Un Roi peut rester passif face à un royaume qui grignote ses frontières parce qu’il n’a pas encore les troupes nécessaires pour déclarer la guerre officiellement (bien qu’elle ait déjà commencé officieusement), et une Reine peut décider de déclarer la guerre à un autre Reinaume si sa stature a été bafouée, par exemple.
À garder à l’esprit pour vous aider :
Si les belligérants directs s’affrontent, d’autres royaumes et cités peuvent en pâtir, par exemple :
– à cause d’un important mouvement de troupes qui traverse le territoire d’un royaume tampon entre les deux ennemis (parfait pour une embuscade ?)
– une armée spatiale qui s’approche d’une planète pour profiter de son champ magnétique et pouvoir continuer son trajet (ils deviennent vulnérables, et il faut payer pour passer)
– des marchands qui n’arrivent plus à vendre leur soie parce que les royaumes impliqués dépensent la majorité de leur trésorerie dans des armes et des levées de troupes (et un mécontentement grandissant, un début de révolte ?)
– Des villageois qui voient les jeunes de leur famille et de leurs voisins être réquisitionnés pour une guerre qu’ils n’ont jamais demandée
N’hésitez pas à noter toutes les idées qui vous passent par la tête concernant cette guerre :
– qui la déclare ?
– qui sont les acteurs extérieurs qui en pâtiront ?
– qui sont les acteurs qui la rejoindront en cours de route ?
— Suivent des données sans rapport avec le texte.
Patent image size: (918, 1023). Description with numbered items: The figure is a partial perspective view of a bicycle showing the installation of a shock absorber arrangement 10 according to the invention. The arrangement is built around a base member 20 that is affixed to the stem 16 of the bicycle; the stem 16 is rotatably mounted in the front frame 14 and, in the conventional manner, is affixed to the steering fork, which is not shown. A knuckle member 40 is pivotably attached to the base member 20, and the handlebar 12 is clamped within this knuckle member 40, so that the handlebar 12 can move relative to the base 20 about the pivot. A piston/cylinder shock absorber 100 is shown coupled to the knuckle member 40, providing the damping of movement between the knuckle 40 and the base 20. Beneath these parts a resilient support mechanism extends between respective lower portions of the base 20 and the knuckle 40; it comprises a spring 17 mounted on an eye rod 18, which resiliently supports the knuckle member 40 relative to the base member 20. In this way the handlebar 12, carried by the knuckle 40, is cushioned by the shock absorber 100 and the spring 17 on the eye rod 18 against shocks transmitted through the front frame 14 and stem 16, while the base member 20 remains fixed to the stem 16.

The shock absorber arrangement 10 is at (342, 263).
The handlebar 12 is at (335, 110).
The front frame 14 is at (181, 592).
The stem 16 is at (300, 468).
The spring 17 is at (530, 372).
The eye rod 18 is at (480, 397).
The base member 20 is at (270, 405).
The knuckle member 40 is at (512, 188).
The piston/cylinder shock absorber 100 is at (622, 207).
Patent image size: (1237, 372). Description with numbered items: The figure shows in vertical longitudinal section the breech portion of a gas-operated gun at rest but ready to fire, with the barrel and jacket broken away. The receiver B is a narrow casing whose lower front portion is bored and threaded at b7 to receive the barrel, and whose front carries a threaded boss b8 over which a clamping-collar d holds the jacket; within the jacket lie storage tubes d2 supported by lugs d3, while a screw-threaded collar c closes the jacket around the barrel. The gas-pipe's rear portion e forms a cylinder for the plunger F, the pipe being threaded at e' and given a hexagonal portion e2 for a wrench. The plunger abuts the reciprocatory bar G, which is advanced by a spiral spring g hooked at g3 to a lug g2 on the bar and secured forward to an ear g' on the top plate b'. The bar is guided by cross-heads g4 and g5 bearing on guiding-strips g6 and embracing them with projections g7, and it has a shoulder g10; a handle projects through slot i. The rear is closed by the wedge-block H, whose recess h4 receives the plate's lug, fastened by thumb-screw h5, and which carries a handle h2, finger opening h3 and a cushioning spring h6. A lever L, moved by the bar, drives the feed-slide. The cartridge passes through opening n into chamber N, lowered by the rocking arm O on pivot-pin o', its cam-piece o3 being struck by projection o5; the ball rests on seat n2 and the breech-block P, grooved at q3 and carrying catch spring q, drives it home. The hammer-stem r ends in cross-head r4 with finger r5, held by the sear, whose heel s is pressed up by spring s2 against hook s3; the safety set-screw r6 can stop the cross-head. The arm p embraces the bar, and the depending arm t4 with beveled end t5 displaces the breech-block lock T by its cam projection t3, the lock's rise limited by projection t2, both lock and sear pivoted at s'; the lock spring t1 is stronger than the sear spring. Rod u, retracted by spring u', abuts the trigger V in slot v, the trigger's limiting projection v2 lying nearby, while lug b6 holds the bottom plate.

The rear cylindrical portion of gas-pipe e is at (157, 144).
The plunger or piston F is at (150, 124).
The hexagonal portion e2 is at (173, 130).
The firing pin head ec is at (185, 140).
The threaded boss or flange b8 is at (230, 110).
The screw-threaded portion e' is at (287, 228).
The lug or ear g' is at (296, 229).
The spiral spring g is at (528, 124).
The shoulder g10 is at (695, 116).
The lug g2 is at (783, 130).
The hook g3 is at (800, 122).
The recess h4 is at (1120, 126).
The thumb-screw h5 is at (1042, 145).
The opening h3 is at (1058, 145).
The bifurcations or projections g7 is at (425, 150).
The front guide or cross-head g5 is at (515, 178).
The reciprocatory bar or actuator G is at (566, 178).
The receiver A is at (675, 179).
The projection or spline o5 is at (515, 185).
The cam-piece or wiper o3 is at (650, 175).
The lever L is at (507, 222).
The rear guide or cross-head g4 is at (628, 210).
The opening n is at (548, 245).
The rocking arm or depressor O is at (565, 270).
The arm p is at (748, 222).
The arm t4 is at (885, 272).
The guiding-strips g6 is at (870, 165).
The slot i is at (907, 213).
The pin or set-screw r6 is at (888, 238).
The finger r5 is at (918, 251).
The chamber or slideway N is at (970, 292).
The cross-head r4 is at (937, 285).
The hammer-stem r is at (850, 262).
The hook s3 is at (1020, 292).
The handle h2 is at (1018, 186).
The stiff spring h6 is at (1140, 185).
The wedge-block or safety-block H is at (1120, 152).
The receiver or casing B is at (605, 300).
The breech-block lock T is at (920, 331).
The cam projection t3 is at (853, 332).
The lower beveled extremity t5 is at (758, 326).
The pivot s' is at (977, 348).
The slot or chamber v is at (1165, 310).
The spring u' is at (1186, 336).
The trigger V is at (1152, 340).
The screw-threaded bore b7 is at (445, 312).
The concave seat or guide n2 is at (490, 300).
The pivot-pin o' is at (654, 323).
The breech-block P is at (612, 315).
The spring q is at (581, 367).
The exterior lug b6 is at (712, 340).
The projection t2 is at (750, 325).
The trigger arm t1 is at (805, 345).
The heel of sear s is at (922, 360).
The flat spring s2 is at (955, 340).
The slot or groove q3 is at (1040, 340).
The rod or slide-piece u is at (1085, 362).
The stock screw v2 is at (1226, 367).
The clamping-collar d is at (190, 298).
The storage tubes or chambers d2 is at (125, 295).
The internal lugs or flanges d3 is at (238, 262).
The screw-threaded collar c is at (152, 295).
3. Quel sera son impact sur le monde ?
Imaginez deux royaumes puissants sur un continent. S’ils s’affrontent, il y a de grandes chances pour qu’il y ait des répercussions sur d’autres régions moins puissantes, mais toutes aussi vivantes que vos royaumes. Le monde ne s’arrête pas de vivre tandis que vos belligérants s’affrontent, et c’est une donnée à prendre en compte. Il peut y avoir des retardataires dans une guerre…
J’imagine facilement une cité-État refuser une alliance à un royaume, le voir péricliter, et lui demander trois fois la somme qu’il lui proposait initialement pour le sauver (le monde est cruel, n’est-ce pas ?)
Comment le matérialiser dans son récit ?
– Les belligérants peuvent se rencontrer, s’envoyer des émissaires… mais les régions non impliquées également : vous pouvez écrire une scène de rencontre entre deux rois, par exemple.
– Si l’un des royaumes impliqués à de nombreux alliés ou des bannerets, il y a de fortes probabilités (selon leur entente) qu’ils rejoignent leur cause et que la guerre s’étend sur leurs territoires : une réunion stratégique avec tous les vassaux s’impose (en tout cas, ceux qui souhaitent combattre aux côtés de leur seigneur)
– Imaginez des armées de mercenaires, l’un des camps peut-il se permettre d’en louer les services ?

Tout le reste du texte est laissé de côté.